Barrhill () is a village in South Ayrshire, Scotland with a population of approximately 400 in 2001.

While the surrounding area is predominantly agricultural land, the main local employer is Barr Construction Ltd. Local amenities include a village store and a Public House, "The Trout Inn", formerly known as "The Commercial Hotel". On Main Street, in the centre of the village is Barrhill Bowling Club, affectionately known to locals as "The BBC".

The Cross Water (a tributary of the River Stinchar – not to be confused with the Cross Water of Luce) flows through the village.

Barrhill Primary School serves the local population, providing education for 5–11 year olds. In the 2006/7 academic year it had a roll of 34 pupils.

Black Clauchrie House is a manor house and former hunting lodge, located just outside Barrhill. The house's architecture and decoration are a notable example of the Edwardian Arts and Crafts Movement.

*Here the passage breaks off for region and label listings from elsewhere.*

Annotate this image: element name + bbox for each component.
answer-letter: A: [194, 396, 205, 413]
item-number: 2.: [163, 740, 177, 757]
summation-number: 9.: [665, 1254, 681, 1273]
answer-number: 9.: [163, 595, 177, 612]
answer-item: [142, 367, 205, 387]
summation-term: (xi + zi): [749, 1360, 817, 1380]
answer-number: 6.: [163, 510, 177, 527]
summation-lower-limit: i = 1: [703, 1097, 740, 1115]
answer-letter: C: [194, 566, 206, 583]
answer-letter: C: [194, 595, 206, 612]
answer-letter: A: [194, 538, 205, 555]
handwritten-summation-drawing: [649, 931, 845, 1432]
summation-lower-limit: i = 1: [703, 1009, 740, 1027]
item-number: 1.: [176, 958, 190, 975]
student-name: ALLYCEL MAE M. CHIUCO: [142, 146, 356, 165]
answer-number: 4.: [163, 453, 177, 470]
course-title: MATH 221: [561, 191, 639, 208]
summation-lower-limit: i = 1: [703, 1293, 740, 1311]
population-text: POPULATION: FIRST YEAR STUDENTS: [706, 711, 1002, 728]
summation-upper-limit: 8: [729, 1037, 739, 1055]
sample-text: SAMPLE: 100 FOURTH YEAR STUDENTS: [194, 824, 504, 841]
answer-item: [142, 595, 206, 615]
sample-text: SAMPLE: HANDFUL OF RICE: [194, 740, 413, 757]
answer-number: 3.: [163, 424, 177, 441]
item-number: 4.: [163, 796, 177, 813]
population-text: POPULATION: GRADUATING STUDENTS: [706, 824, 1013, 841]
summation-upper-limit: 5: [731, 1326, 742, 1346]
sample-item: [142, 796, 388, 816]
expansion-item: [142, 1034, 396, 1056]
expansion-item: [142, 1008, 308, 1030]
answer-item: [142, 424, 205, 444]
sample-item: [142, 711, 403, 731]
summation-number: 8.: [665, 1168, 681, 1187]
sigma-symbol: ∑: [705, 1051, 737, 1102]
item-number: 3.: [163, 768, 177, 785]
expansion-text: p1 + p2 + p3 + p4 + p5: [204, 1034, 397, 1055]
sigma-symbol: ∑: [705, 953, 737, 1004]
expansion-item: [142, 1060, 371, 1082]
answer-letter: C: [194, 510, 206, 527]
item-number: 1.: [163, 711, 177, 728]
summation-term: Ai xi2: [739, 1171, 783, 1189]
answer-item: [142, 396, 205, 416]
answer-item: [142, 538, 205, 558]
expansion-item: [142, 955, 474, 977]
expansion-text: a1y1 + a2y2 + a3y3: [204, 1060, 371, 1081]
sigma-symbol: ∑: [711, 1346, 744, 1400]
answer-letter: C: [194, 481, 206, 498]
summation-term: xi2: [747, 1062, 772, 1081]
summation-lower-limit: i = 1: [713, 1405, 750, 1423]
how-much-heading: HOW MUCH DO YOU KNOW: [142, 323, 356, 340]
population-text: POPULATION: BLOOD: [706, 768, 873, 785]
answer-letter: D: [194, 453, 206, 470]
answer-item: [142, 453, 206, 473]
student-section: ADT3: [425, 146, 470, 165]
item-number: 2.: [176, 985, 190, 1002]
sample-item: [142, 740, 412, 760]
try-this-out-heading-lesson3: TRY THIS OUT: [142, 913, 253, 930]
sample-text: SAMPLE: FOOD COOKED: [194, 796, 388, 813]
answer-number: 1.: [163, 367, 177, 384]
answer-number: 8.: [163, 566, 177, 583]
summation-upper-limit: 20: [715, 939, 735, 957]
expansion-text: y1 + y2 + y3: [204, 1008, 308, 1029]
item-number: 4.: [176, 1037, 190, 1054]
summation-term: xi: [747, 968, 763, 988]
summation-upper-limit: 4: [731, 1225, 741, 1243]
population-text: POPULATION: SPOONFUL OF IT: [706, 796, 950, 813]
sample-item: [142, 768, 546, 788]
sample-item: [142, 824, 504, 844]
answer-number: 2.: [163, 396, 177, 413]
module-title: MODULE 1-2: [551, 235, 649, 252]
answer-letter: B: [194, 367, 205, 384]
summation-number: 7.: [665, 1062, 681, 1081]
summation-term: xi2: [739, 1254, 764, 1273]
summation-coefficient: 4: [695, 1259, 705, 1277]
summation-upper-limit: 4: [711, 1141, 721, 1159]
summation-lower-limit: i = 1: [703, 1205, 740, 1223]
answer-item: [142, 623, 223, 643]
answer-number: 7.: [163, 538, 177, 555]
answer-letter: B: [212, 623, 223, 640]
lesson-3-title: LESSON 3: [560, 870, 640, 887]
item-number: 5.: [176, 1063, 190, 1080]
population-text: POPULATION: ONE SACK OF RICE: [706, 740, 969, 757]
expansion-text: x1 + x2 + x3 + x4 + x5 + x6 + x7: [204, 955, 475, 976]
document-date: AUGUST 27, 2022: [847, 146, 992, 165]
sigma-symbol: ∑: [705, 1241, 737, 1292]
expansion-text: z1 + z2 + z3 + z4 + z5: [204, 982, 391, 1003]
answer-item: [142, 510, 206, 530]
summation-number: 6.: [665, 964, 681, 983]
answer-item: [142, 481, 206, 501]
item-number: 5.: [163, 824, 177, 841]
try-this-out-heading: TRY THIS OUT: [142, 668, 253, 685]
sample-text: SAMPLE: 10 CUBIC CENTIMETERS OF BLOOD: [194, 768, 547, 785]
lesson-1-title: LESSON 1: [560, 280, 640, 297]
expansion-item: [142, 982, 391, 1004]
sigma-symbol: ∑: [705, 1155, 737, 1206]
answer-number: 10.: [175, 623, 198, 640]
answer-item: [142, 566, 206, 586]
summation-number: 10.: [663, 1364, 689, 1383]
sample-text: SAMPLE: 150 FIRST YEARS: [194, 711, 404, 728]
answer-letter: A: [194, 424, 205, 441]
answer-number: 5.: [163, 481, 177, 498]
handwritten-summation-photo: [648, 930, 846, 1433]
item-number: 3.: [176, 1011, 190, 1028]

Kildonan House is an impressive early 20th century mansion and former convent school, located slightly north of Barrhill. Originally constructed as the home of Euan Wallace MP.

Transport
Barrhill lies on the A714 road between Girvan and Newton Stewart. In addition, Barrhill railway station, on the Glasgow South Western Line is approximately  southwest of the village. 
This station featured in The Five Red Herrings, a 1931 Lord Peter Wimsey detective novel by Dorothy L Sayers.

Local history
In 1665, by the side of Cross Water in Barrhill, John Murchie and Daniel Mieklewrick were found by soldiers to be in possession of Bibles and assumed to be Covenanters and shot to death.  They were buried on the spot, and a memorial was built, known as "The Martyrs' Tomb".

"The Martyrs' Tomb Walk" is now a popular scenic walk which follows the banks of Cross Water for  from the bridge in the village centre to the tomb itself.